If drilling in ANWR is approved, for example, heavy equipment will roll over previously pristine land. Drill pads and other infrastructure will be installed. Workers will need to access these things, and oil will need to be transported, so roads and pipelines will be built. “One of the wildest places in the world will become an industrial place,” Greenberger said. Proponents of drilling have argued that only 2,000 of the 1.5 million acres of ANWR would be affected by development; birds can just go somewhere else. But as Politifact noted in 2008, “to take full advantage of the oil resources in ANWR would almost certainly require an extensive network of roads, pipelines and related infrastructure that couldn’t possibly be contained on such a footprint.”
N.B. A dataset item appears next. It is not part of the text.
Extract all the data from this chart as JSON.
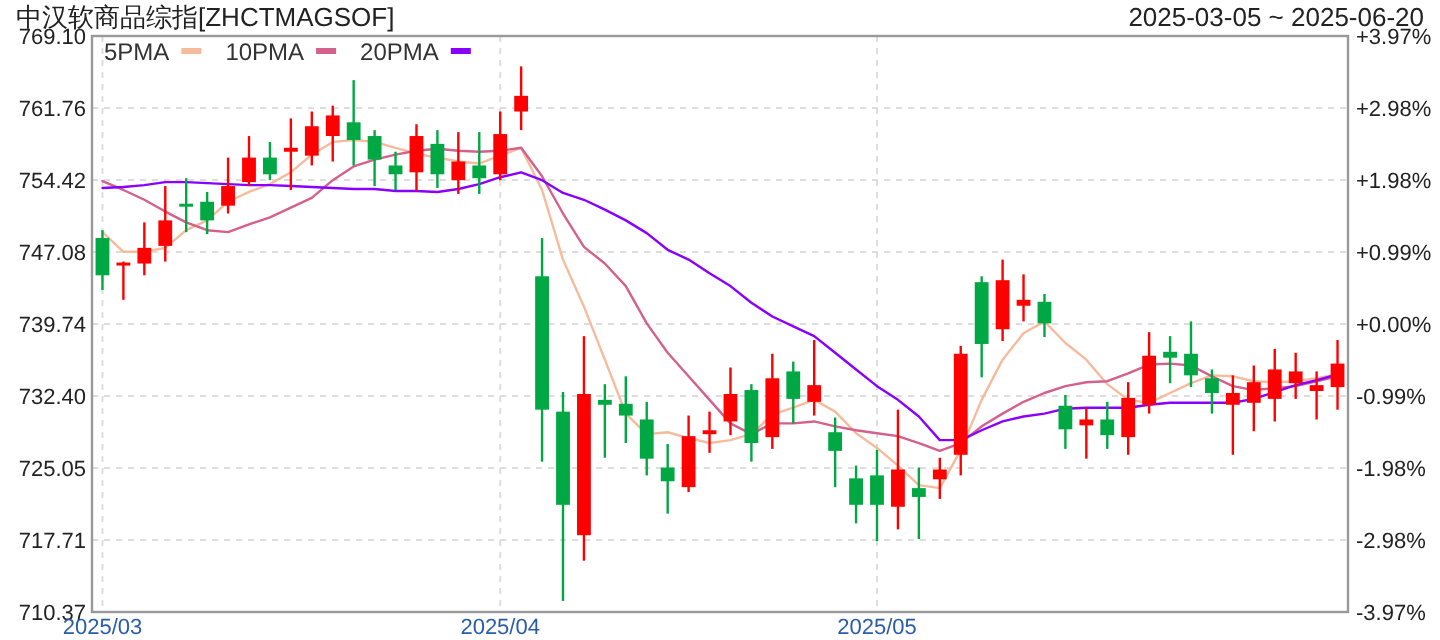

Government regulations require fossil fuel companies to develop responsibly, with conservation of birds and other species in mind. And yet, the Trump administration has also slowly been trying to unwind and sidestep those rules, too. Take Trump’s border wall, parts of which will run through the Santa Ana Wildlife Refuge, home to at least 400 species of birds. Trump’s administration is choosing to skip an environmental impact study required by federal law, invoking an obscure 2005 anti-terror law to do it. Doing this “will essentially destroy the refuge,” a federal official involved in the wall’s planning told the Texas Observer.

In fact, the Trump administration is trying to change how environmental impact statements work altogether—not just for the border wall. To build new highways and bridges more quickly, Trump has proposed weakening the environmental review process for huge infrastructure projects. In September, Interior Secretary Zinke ordered the Bureau of Land Management to reduce the time it devotes to environmental analysis, in order to approve drilling projects more quickly. In one case, Zinke is explicitly trying to loosen protections for a threatened bird species in order to more speedily approve fossil fuel development on public lands.

Few of these proposed policy changes directly target birds, but all would have a negative impact on their habitats if implemented, Greenberger said. “The Trump administration is creating a rather unique legacy among any administration for undoing and selling out our conservation legacy,” she said. “The extent to which this administration has moved to prioritize fossil fuel energy development over conservation has been more aggressive than previous administrations we’ve seen.”

But for birds, the deadliest part of Trump’s agenda is his refusal to address climate change. Multiple peer-reviewed studies have predicted doomsday for hundreds of species if the world continues to warm. Temperatures will exceed some species’ thermal tolerances, sea level rise will decimate habitats, extreme weather including drought and heavy rain will compromise food sources. Stanford University scientist Cagan Sekercioglu has called climate change an “escalator to extinction” for birds: a “worst-case scenario” of warming (6.4 degree Celsius) would cause up to 30 percent of bird species on land to go extinct by 2100; an “intermediate” level of warming (2.8 degrees Celsius), would cause 400 to 550 species die-offs.

If Trump gets his way, the world would at least reach that intermediate level of warming, and billions of his beloved birds would die. Once again, his climate policies would harm the very people that helped elect him: White people living in rural areas in the South make up the highest percentage of bird-watchers in America. In 2011, according to the U.S. Fish and Wildlife Service, the nation’s 47 million birders spent an estimated $40 billion, created 666,000 jobs, and raised $13 billion in local, state, and federal tax revenue. It’s hard to see how that could continue if nearly a third of existing species are extinct.

Fortunately, Trump alone does not dictate the climate, and most of his proposed policies that would harm birds have yet to be implemented. Indeed, many of them likely won’t be, thanks to legal challenges from environmental groups and a few Republicans who won’t vote for draconian budget cuts to the EPA and other programs. But it looks likely that Congress will allow drilling in ANWR this week, a decision that will have disastrous consequences for birds and humans alike.